No, it's a trade-off. No KYC makes it possible for people to lose their identity, but it's also the only way to guarantee full privacy/anonymity, and to make it so the identify-provider doesn't have the power to de-platform anyone. Historically speaking, governments and corporations silencing dissidents has done far far more harm to humanity than people losing their accounts due to forgetfulness etc.

3 comments

> No KYC ... [is] also the only way to guarantee full privacy/anonymity, and to make it so the identify-provider doesn't have the power to de-platform anyone

Full privacy and anonymity are not virtues. They are actively bad. A system that is fully anonymous always becomes dominated by malicious users. De-platforming is a necessary capability of any system that expects to be used by a non-trivial segment of humanity.

> Historically speaking, governments and corporations silencing dissidents has done far far more harm to humanity than people losing their accounts due to forgetfulness etc.

This isn't complicated. If I have an account with some money in it, and I lose my private key, then it cannot be the case that I lose access to that money. There must be some phone number I can call, or some person I can reach, which can restore my access to my money. This is a table-stakes property of any system that can ever expect to be used by more than a tiny niche of humanity.

There is a logical error in this statement:

"governments and corporations silencing dissidents has done far far more harm to humanity than people losing their accounts"

People can not loose their accounts, because they are governed which makes silencing possible.

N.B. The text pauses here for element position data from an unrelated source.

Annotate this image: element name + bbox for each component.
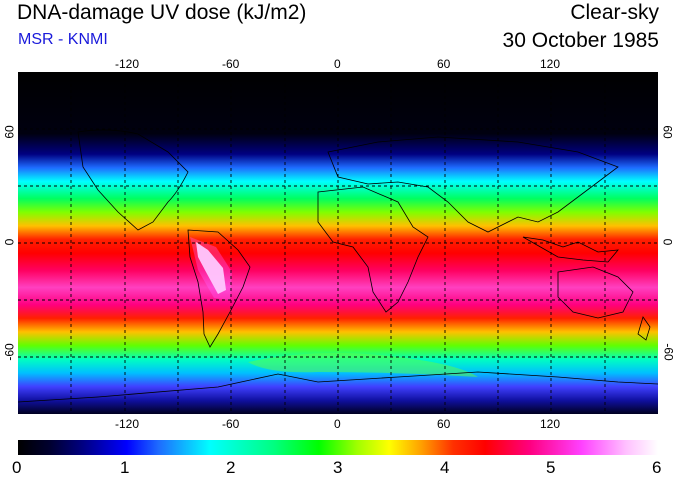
lat-tick-right-0: 0: [660, 238, 675, 246]
colorbar-label-1: 1: [120, 458, 130, 477]
europe-asia-coast: [327, 136, 619, 233]
lon-tick-top-0: 0: [334, 57, 341, 71]
lon-tick-top-60w: -60: [222, 57, 240, 71]
map-title: DNA-damage UV dose (kJ/m2): [17, 1, 307, 24]
uv-dose-map: [18, 72, 658, 414]
map-canvas: [18, 72, 658, 414]
map-date: 30 October 1985: [502, 29, 659, 52]
graticule: [18, 72, 658, 414]
colorbar-label-5: 5: [546, 458, 556, 477]
lat-tick-right-60s: -60: [661, 343, 676, 361]
south-america-coast: [187, 229, 251, 348]
lat-tick-left-60s: -60: [2, 343, 17, 361]
coastlines: [18, 129, 658, 403]
andes-pink-halo: [190, 237, 232, 300]
lon-tick-bottom-0: 0: [334, 417, 341, 431]
lon-tick-top-120e: 120: [540, 57, 561, 71]
map-source: MSR - KNMI: [18, 31, 108, 48]
lat-tick-right-60n: 60: [660, 125, 675, 139]
sky-condition: Clear-sky: [570, 1, 659, 24]
lat-tick-left-60n: 60: [2, 125, 17, 139]
north-america-coast: [77, 129, 189, 231]
lon-tick-bottom-120w: -120: [115, 417, 140, 431]
colorbar-label-0: 0: [12, 458, 22, 477]
lon-tick-bottom-60w: -60: [222, 417, 240, 431]
colorbar: [18, 440, 658, 455]
lon-tick-bottom-120e: 120: [540, 417, 561, 431]
antarctica-coast: [18, 371, 658, 403]
colorbar-label-2: 2: [226, 458, 236, 477]
andes-max-dose: [196, 242, 226, 294]
lon-tick-top-60e: 60: [437, 57, 451, 71]
lon-tick-bottom-60e: 60: [437, 417, 451, 431]
colorbar-label-4: 4: [440, 458, 450, 477]
australia-coast: [557, 266, 634, 319]
lat-tick-left-0: 0: [2, 238, 17, 246]
lon-tick-top-120w: -120: [115, 57, 140, 71]
maritime-asia-coast: [522, 236, 619, 263]
colorbar-label-6: 6: [652, 458, 662, 477]
antarctic-patch: [248, 353, 478, 377]
africa-coast: [317, 186, 429, 313]
colorbar-label-3: 3: [333, 458, 343, 477]
new-zealand-coast: [637, 316, 651, 341]
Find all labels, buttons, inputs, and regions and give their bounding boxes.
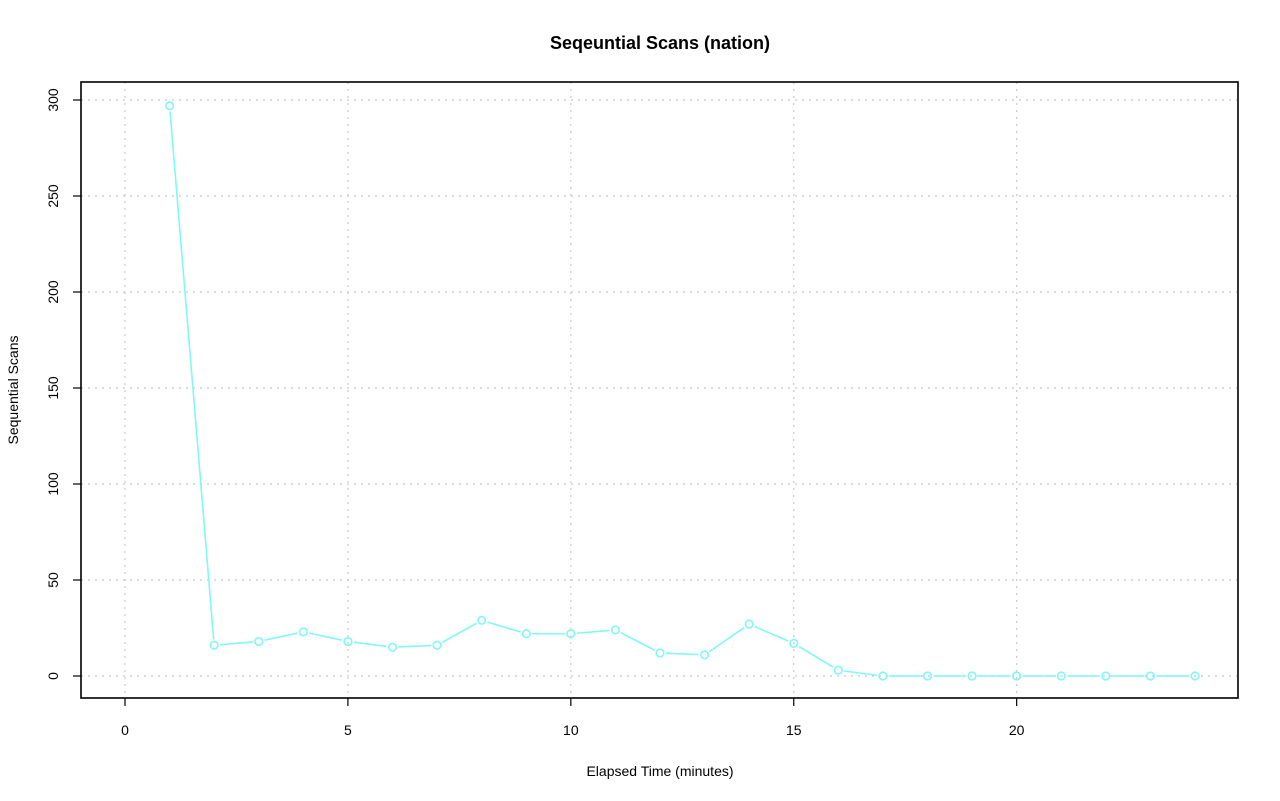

Bureaucratic malfeasance, error, or just plain bad luck, can loose people their accounts, even with government not silencing them.

e.g. a fly landing on a sheet of paper, blocking the print head long enough to generate "Tuttle" from "Buttle", resulting in a long chain of violent events for some unassuming individual…

Any system that expects to be widely used must delegate trust to some singular and addressable authority, and that authority must be able to remove malicious users (and many other similar things). De-platforming is a feature, not a bug.